For the turbid state the result that phytoplankton and zooplankton peaks are delayed at higher temperatures is somewhat unexpected. Here, cyanobacteria whose densities are already high early in the year (remnants of the summer peak of the year before) profit most from increased temperatures. Despite their increased growth rate in spring, diatoms are poorer competitors and peak later. Since zooplankton mostly rely on edible phytoplankton (diatoms or greens) as a food item they show a delayed development, too. It is difficult to find empirical evidence for the model results on turbid state as virtually all published data on climate effects on plankton phenology stem from less eutrophic and mostly deeper systems. From the study by Scheffer et al. (2001), which exclusively included shallow Dutch lakes, it seems that the general pattern found in other lakes (earlier peaks of phytoplankton and zooplankton at higher temperatures) was confirmed. It is unclear, however, if the pattern would change if only data from turbid lakes were included in such a correlation analysis. In the moderately shallow Heiligensee (average and maximum depth of 5.9 and 9.5 m, respectively) phytoplankton peaks during a warm winter period developed earlier and the contribution of cyanobacteria to the phytoplankton community was larger compared to colder years (Adrian et al., 1995). It was suggested that this shift in phytoplankton composition resulted in the replacement of D. galeata by the smaller species D. cucullata, the latter species being less adversely affected by the presence of cyanobacteria (Adrian & Deneke, 1996). Looking at the total abundance patterns of all Daphnia species in that study (Fig. 5 in Adrian & Deneke, 1996) the displayed peaks indeed seem to occur later during warmer years (with a higher share of cyanobacteria) compared to the colder period. This finding, however, could also be due to species-specific temperature responses and additionally, altered top-down effects seem possible. It is thus unclear whether the result obtained by PCLake - spring diatom and zooplankton peaks in turbid lakes are delayed at increasing temperatures - represents a mechanism also to be found in nature.

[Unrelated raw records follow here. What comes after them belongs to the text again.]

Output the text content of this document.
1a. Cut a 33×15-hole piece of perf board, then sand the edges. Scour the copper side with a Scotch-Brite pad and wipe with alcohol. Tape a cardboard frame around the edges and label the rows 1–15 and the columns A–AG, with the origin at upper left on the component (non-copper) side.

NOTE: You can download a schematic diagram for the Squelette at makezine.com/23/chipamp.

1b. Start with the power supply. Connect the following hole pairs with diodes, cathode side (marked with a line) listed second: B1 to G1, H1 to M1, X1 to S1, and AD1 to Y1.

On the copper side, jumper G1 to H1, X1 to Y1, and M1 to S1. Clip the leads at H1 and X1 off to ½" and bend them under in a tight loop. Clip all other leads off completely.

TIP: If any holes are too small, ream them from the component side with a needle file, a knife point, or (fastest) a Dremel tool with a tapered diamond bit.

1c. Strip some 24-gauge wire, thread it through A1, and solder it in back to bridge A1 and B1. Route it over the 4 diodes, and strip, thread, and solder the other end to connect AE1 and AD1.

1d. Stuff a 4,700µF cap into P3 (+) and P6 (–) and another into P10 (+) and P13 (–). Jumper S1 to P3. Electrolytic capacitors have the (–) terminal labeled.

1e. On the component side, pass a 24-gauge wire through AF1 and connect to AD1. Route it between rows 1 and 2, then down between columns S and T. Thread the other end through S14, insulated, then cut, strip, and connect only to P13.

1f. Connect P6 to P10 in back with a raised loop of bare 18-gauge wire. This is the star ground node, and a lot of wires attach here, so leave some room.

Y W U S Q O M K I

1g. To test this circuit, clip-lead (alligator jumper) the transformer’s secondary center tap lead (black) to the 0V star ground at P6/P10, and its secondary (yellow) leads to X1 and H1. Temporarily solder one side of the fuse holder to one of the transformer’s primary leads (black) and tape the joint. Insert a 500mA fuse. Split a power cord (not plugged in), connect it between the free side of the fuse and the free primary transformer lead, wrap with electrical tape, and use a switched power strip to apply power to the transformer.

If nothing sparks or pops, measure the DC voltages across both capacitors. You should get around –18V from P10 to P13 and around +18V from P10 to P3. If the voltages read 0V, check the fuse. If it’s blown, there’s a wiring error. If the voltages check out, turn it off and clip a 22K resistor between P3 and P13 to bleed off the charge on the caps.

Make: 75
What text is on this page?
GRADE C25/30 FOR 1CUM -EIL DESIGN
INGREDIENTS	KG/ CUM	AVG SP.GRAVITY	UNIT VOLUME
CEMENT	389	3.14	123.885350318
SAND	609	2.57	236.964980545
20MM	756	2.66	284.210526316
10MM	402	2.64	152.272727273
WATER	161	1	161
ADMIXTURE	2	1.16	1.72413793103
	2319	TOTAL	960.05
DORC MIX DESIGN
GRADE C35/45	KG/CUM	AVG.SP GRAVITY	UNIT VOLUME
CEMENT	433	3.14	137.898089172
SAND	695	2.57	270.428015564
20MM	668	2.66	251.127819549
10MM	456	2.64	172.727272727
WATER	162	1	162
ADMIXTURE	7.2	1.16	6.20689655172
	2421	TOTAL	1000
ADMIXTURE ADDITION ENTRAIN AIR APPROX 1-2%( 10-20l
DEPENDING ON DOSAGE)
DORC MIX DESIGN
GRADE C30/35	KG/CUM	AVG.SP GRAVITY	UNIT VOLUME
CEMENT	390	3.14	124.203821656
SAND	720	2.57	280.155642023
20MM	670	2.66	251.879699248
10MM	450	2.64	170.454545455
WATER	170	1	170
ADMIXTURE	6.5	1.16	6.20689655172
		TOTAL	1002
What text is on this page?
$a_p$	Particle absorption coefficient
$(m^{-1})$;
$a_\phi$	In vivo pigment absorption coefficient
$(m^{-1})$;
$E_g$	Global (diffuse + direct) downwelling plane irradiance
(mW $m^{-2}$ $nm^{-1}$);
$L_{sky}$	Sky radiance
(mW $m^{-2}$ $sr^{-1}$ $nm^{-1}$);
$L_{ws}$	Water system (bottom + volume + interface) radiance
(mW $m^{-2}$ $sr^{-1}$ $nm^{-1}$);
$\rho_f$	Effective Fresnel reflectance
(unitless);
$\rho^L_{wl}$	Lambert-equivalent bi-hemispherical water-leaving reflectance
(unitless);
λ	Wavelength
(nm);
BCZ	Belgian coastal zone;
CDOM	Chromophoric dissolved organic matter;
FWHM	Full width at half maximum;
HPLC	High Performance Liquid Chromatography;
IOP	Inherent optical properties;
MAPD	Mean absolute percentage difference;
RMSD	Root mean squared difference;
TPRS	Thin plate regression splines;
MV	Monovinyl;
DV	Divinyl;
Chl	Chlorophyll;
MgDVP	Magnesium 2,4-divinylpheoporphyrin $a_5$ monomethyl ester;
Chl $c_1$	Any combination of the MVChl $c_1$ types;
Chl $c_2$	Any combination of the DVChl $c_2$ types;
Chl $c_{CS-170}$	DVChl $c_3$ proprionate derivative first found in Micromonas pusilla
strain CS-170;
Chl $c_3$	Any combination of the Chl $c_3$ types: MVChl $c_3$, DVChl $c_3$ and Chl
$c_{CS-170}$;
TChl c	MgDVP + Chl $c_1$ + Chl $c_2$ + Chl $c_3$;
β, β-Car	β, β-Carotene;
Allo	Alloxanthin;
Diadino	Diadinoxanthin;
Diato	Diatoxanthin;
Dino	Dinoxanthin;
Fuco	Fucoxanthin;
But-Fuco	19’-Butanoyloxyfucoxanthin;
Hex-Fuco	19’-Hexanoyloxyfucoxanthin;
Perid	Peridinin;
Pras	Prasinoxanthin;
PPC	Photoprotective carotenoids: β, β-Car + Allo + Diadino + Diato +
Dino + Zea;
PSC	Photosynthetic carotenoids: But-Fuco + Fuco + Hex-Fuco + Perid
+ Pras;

We conclude that the analysis performed with PCLake supports the idea that climate change will negatively affect the transparency of temperate shallow lakes (Jeppesen et al., 2003; Mooij et al., 2005). In the first place, climate change is expected to lead to increased external loading. Second, the model predicts that the critical nutrient load during eutrophication will decrease. Together, this will increase the probability that a lake switches from the clear to the turbid state. Third, according to the model’s prediction the turbid state will become even more turbid due to a higher summer chlorophyll-a concentration, stronger summer dominance of cyanobacteria and reduced abundance of zooplankton due to climate change. The model provides a consistent view of the chain of effects by which increased nutrient loading and increased temperature may entail the described effects, although the impacts on the food web are possibly over-simplified in the model. Further, climate-related factors such as wind and insolation were neglected in this approach, but theoretically could outweigh temperature effects on, e.g., cyanobacteria dominance. In future scenarios to be explored using coupled physical-biological ecosystem models these factors should be included to further deepen our understanding of climate impacts on aquatic ecosystems.